Eliminating scale effect: Development and attenuation of coal spontaneous combustion

Abstract

Low temperature oxidation can occur in coal and coal piles, which can lead to severe fires in coal fields, storage rooms, and goaf areas. An important feature of these coal fire disasters is their large scale, providing a favorable environment for the inoculation of coal fires. A new method for studying coal oxidation reactions, which combines theoretical analysis with multi physical field numerical models, has been proposed to eliminate the influence of scale effects. Based on the theoretical analysis, the reliable numerical simulation conditions are obtained, and the results are compared with those of large coal spontaneous combustion experiment. The temperature, gas and reaction rate of coal oxidation have been analyzed and verified.
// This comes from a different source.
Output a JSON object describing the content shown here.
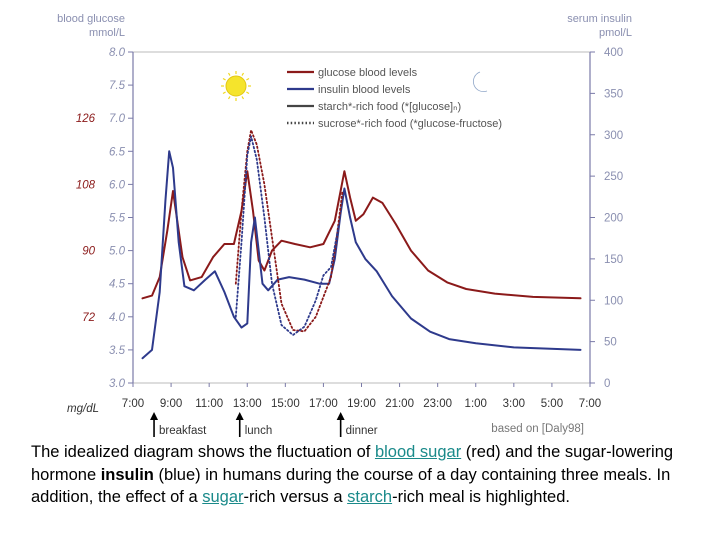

The attenuation characteristics of coal oxidation reaction under sealed and nitrogen retarding measures have also been analyzed with emphasis. The research results indicate that the proposed new simulation method has been proven to be effective through multiple results validation. Sealing measures can weaken coal oxidation reactions, but heat elimination is slower. The measure of injecting nitrogen can quickly control local coal oxidation reactions and remove heat. The greater the flow rate of inert gas, the better the retarding effect on coal. The development process of coal oxidation will form “quasi spherical” and “crescent shaped”, which are prominent characteristics of slow oxidation and rapid propagation, respectively.